3) The Right People:
So far, the magazine has been live for only a couple of weeks and yet the intensity of the first interview titled “Legacy, Life and Zion” with UCLA’s Prize-Winning Professor Judea Pearl, paired with the grounded personal narrative of both Lone Soldier “Amit Ninary” and Birthright participant “Tomer Solel” gave me a sense of genuine participation. I fit somewhere in between. I can place myself not merely as a viewer and a reader but also as a participant. And that is something that very few magazines can pull off.

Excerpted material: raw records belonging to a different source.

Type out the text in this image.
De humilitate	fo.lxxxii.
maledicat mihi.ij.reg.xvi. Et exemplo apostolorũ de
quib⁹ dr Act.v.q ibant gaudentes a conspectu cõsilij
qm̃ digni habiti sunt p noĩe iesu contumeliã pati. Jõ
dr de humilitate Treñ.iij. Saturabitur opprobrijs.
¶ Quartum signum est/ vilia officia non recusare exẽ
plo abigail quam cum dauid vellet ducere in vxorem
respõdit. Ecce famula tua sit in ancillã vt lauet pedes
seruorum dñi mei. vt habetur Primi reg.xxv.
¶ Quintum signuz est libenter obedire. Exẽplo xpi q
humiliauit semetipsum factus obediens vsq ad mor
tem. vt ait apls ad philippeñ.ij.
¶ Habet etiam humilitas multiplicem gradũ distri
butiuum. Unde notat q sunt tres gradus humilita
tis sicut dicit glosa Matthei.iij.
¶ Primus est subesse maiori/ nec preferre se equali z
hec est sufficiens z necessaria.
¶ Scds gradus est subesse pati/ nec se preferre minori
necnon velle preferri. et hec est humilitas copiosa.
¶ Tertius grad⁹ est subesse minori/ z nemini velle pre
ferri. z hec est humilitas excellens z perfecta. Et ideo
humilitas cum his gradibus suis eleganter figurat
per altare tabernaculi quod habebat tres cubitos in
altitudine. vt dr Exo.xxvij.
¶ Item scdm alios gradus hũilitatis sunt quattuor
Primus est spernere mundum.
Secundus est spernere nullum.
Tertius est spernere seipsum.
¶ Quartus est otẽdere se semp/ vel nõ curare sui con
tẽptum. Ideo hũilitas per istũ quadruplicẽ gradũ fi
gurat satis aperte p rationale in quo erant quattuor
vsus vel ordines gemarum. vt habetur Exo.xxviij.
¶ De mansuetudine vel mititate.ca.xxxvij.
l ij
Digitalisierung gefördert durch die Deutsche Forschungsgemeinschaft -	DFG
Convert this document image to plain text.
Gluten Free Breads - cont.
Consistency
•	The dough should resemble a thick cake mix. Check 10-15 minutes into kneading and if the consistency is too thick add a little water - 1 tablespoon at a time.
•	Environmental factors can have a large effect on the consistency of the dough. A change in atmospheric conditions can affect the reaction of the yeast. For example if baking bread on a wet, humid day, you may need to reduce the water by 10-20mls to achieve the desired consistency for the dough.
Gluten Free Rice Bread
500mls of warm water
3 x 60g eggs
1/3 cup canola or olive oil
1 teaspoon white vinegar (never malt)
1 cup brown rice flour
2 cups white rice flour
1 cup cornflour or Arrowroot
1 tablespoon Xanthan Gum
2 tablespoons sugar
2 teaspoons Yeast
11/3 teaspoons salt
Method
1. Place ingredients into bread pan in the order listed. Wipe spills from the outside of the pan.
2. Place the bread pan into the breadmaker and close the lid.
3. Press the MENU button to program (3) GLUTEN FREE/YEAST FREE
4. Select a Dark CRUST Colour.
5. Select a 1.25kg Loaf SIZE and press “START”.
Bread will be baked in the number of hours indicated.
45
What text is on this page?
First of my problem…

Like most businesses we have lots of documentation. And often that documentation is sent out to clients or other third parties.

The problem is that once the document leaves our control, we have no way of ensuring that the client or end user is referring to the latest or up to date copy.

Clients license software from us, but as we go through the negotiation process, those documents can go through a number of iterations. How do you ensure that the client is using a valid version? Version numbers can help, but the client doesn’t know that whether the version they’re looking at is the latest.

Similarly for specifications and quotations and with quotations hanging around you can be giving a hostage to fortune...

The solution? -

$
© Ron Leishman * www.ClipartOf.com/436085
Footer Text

4) The Right Use of Social Media:
I have noticed The Zionist Narrative magazine’s online presence not only through the website publications themselves but also through social media. I cannot say that I am the most savvy when it comes to Facebook or other social media platforms, but the way the magazine is going about it is quite different from what I have previously experienced. The messages and notifications do actually make me want to click and read the articles mainly due to the sheer aesthetic appeal that of the thumbnails alone. I understand that marketing is a tough business, but when it is done with finesse and care, the benefits can be exponential. I have yet to receive their newsletters as I have only recently signed up via e-mail, but I am curious as to what the magazine will bring to the table next.
5) The Right Audience:
…Meaning you! The magazine makes it perfectly clear in their “Submit Your Work” page that they genuinely take submissions—in fact, they note that they need them for the magazine to flourish and that the more the merrier. Through the detailed effort and meticulous points noted in that page, there comes off an air of necessity. This means that the staff of this magazine will take their submissions with the full responsibility that a professional magazine should, approaching each and every submission with care and deliberation. I am genuinely delighted by the promise this magazine has to the Jewish Community of the Greater San Fernando Valley area and am intrigued by the future of this magazine. Will it succumb to the commonplace air of the many publications that lose sight of their initial focus only for the sake of entering the mainstream, or will it stick to its intrinsic and initial values that it has so boldly set forth? Only time will tell for sure as I fully intend to continue coming back and watching this magazine's progression.